Zonal marking assigns each defender a specific area inside the box, while man-marking assigns each defender a specific attacker. In zonal, defenders attack any ball entering their zone regardless of which attacker arrives. In man-marking, defenders track their assigned attacker into and out of zones, prioritising the player over the space.
Why do most Premier League teams use a hybrid system for defending corners?
Defending corners with a hybrid system wins because it neutralises both major attacking threats at once. Man-marking the two or three most dangerous aerial attackers stops free runners with sprint starts, while zonal cover at the near-post and six-yard line protects the highest-value goal-scoring zones. The combined coverage is harder to design routines against than either pure system.
How do you stop a near-post run at a corner?

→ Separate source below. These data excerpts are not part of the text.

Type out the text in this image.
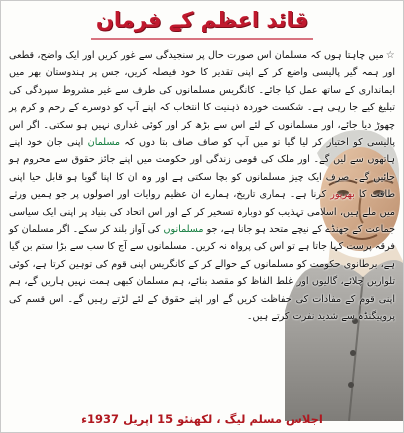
قائد اعظم کے فرمان
☆میں چاہتا ہوں کہ مسلمان اس صورت حال پر سنجیدگی سے غور کریں اور ایک واضح، قطعی اور ہمہ گیر پالیسی واضع کر کے اپنی تقدیر کا خود فیصلہ کریں، جس پر ہندوستان بھر میں ایمانداری کے ساتھ عمل کیا جائے۔ کانگریس مسلمانوں کی طرف سے غیر مشروط سپردگی کی تبلیغ کیے جا رہی ہے۔ شکست خوردہ ذہنیت کا انتخاب کہ اپنے آپ کو دوسرے کے رحم و کرم پر چھوڑ دیا جائے، اور مسلمانوں کے لئے اس سے بڑھ کر اور کوئی غداری نہیں ہو سکتی۔ اگر اس پالیسی کو اختیار کر لیا گیا تو میں آپ کو صاف صاف بتا دوں کہ مسلمان اپنی جان خود اپنے ہاتھوں سے لیں گے۔ اور ملک کی قومی زندگی اور حکومت میں اپنے جائز حقوق سے محروم ہو جائیں گے۔ صرف ایک چیز مسلمانوں کو بچا سکتی ہے اور وہ ان کا اپنا گویا ہو قابل حیا اپنی طاقت کا بھرپور کرنا ہے۔ ہماری تاریخ، ہمارے ان عظیم روایات اور اصولوں پر جو ہمیں ورثے میں ملے ہیں، اسلامی تہذیب کو دوبارہ تسخیر کر کے اور اس اتحاد کی بنیاد پر اپنی ایک سیاسی جماعت کے جھنڈے کے نیچے متحد ہو جانا ہے، جو مسلمانوں کی آواز بلند کر سکے۔ اگر مسلمان کو فرقہ پرست کہا جاتا ہے تو اس کی پرواہ نہ کریں۔ مسلمانوں سے آج کا سب سے بڑا ستم بن گیا ہے، برطانوی حکومت کو مسلمانوں کے حوالے کر کے کانگریس اپنی قوم کی توہین کرتا ہے، کوئی تلواریں چلائے، گالیوں اور غلط الفاظ کو مقصد بنائے، ہم مسلمان کبھی ہمت نہیں ہاریں گے، ہم اپنی قوم کے مفادات کی حفاظت کریں گے اور اپنے حقوق کے لئے لڑتے رہیں گے۔ اس قسم کی پروپیگنڈہ سے شدید نفرت کرتے ہیں۔
اجلاس مسلم لیگ ، لکھنئو 15 اپریل 1937ء
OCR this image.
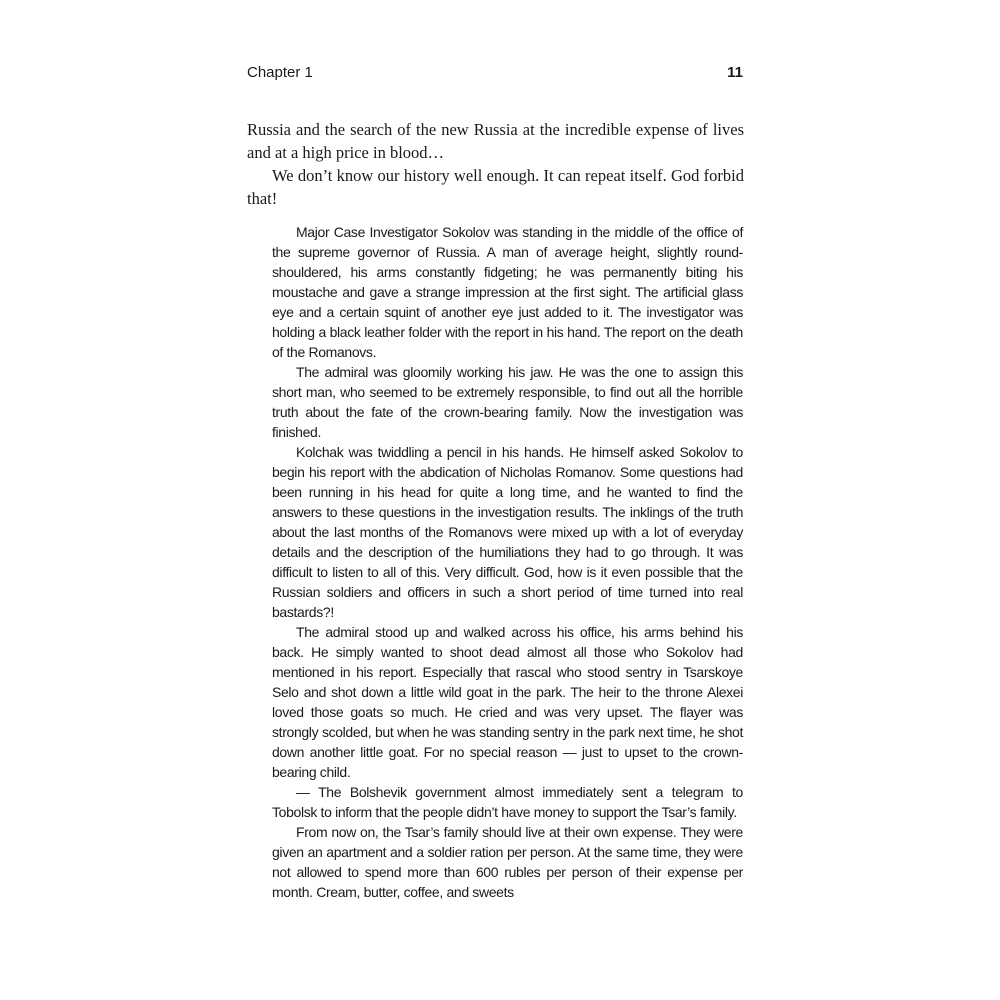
Chapter 1	11

Russia and the search of the new Russia at the incredible expense of lives and at a high price in blood…

We don’t know our history well enough. It can repeat itself. God forbid that!

Major Case Investigator Sokolov was standing in the middle of the office of the supreme governor of Russia. A man of average height, slightly round-shouldered, his arms constantly fidgeting; he was permanently biting his moustache and gave a strange impression at the first sight. The artificial glass eye and a certain squint of another eye just added to it. The investigator was holding a black leather folder with the report in his hand. The report on the death of the Romanovs.

The admiral was gloomily working his jaw. He was the one to assign this short man, who seemed to be extremely responsible, to find out all the horrible truth about the fate of the crown-bearing family. Now the investigation was finished.

Kolchak was twiddling a pencil in his hands. He himself asked Sokolov to begin his report with the abdication of Nicholas Romanov. Some questions had been running in his head for quite a long time, and he wanted to find the answers to these questions in the investigation results. The inklings of the truth about the last months of the Romanovs were mixed up with a lot of everyday details and the description of the humiliations they had to go through. It was difficult to listen to all of this. Very difficult. God, how is it even possible that the Russian soldiers and officers in such a short period of time turned into real bastards?!

The admiral stood up and walked across his office, his arms behind his back. He simply wanted to shoot dead almost all those who Sokolov had mentioned in his report. Especially that rascal who stood sentry in Tsarskoye Selo and shot down a little wild goat in the park. The heir to the throne Alexei loved those goats so much. He cried and was very upset. The flayer was strongly scolded, but when he was standing sentry in the park next time, he shot down another little goat. For no special reason — just to upset to the crown-bearing child.

— The Bolshevik government almost immediately sent a telegram to Tobolsk to inform that the people didn’t have money to support the Tsar’s family.

From now on, the Tsar’s family should live at their own expense. They were given an apartment and a soldier ration per person. At the same time, they were not allowed to spend more than 600 rubles per person of their expense per month. Cream, butter, coffee, and sweets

Stopping a near-post run requires a screening defender holding a body position two yards in front of the near-post, between the keeper and the ball trajectory. The screen reads the routine in three to four seconds, attacks the ball before the runner can connect, and steers any flicked contact wide of the goal frame.
Which Premier League team is best at defending corners?
Arsenal have been the best side at defending corners in the Premier League across 2022-2025, posting one of the lowest goals-conceded-from-corners rates in the league four seasons running. Their record traces to dedicated set-piece coaching, routine-level video review, and named ownership of every position on a corner.